A 54-year-old woman with a history of severe PA hypertension (PAH) presented to our hospital with intermittent atypical chest pain for 2 days. As part of her evaluation, echocardiography showed an estimated PA systolic pressure of 70 mm Hg, and computed tomographic coronary angiography showed stenosis of the LMT ostium and severe dilatation of the PA measuring 5.4 cm (Figure 1). Subsequent transradial selective coronary angiography raised the suspicion of dynamic LMT compression (Figure 2), which was confirmed by intravascular ultrasound (Figure 3). To determine the hemodynamic significance of the dynamic stenosis, we calculated the instantaneous wave-free ratio 3 times and obtained the following measurements: 0.97, 0.98, and 0.96 (Figure 4). These results were consistent with computed tomographic fractional flow reserve determinations (0.94 and 0.91 in the left anterior descending coronary artery). No coronary intervention was hence performed. The patient’s pulmonary hypertension medications were titrated, and her chest pain resolved prior to discharge.

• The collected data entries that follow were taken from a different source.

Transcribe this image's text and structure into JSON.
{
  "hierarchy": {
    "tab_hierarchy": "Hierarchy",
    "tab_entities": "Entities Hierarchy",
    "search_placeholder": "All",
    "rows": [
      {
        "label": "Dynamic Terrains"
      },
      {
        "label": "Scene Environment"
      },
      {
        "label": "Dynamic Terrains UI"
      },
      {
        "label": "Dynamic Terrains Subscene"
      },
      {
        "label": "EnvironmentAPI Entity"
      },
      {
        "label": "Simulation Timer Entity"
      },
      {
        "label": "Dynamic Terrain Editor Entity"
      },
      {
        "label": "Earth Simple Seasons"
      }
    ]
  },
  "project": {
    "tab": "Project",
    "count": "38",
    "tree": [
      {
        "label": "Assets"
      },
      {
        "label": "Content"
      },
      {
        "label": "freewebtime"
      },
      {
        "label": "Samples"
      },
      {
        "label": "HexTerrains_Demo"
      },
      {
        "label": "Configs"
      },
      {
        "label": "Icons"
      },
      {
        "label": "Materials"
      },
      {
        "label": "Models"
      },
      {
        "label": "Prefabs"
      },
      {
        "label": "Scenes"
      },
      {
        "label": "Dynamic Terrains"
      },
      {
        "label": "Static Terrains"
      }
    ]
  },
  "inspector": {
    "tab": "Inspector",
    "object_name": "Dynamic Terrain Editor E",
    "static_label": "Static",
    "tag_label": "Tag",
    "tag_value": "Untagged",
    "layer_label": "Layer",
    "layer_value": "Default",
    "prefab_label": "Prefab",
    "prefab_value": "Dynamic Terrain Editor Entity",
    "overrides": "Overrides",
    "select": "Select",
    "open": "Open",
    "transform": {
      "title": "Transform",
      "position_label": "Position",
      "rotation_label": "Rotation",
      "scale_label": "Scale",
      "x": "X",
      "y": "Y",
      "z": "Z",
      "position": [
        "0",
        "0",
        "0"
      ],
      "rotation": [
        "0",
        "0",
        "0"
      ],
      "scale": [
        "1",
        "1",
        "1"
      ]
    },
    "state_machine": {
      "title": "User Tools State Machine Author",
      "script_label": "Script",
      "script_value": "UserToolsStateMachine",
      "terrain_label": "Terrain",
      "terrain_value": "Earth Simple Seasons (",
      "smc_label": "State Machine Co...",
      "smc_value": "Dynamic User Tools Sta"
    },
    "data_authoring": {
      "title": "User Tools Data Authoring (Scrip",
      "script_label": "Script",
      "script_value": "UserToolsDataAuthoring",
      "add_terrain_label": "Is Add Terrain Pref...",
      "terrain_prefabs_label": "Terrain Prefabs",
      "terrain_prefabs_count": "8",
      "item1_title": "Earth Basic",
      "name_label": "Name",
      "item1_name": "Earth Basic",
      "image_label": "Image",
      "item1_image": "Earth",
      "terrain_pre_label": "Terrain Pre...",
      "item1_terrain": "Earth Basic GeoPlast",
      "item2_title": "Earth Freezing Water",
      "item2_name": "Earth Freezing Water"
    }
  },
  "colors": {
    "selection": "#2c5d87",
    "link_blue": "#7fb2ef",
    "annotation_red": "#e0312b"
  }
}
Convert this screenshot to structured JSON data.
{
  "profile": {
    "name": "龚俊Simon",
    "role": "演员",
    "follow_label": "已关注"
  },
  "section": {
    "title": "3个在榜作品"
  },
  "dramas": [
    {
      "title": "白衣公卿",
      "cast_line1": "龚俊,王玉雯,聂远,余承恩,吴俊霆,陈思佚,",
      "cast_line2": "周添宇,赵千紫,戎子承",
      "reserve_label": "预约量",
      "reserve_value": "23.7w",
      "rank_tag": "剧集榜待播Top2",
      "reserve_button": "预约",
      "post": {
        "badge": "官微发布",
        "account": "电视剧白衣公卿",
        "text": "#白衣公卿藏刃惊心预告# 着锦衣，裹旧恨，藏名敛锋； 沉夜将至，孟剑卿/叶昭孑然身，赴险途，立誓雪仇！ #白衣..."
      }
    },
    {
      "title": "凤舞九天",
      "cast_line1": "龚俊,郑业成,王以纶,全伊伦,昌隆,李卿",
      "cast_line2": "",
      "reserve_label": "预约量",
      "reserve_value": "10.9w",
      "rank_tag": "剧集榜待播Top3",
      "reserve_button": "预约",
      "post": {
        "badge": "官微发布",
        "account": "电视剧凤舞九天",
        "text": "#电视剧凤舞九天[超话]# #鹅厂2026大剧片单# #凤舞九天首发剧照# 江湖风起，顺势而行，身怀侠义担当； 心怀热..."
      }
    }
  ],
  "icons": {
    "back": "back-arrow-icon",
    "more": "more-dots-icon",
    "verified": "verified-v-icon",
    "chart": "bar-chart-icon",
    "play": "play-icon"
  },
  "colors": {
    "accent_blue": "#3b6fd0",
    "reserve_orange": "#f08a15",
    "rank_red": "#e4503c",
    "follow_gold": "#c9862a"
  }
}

LMT compression may occur in patients with PAH with severely dilated PAs and can be identified with either computed tomographic coronary angiography or selective coronary angiography (1). There are several reports of the safety of stent implantation and resolution of typical angina in such patients (1,2). In patients with LMT compression, atypical symptoms, and no evidence of rest ischemia, further testing is warranted to assess the physiological significance of the stenosis. This is relevant in this context because coronary blood flow and subendocardial perfusion are diastolic events (3,4), and LMT compression from an enlarged PA is a systolic event; hence, not all such lesions lead to ischemia. Exercise stress testing is relatively contraindicated in patients with severe PAH, and vasodilator stress nuclear testing may miss global ischemia in patients with left main disease. Thus, instantaneous wave-free ratio and fractional flow reserve are best suited for evaluating stenosis significance in this setting. To our knowledge, no previous reports of physiological assessment of LMT compression in PAH have been published.
In the present case, measurements of instantaneous wave-free ratio provided objective data on preservation of coronary flow, helped avoid an unnecessary coronary intervention, and direct management to the optimization of PAH treatment with a good outcome.
The authors have reported that they have no relationships relevant to the contents of this paper to disclose.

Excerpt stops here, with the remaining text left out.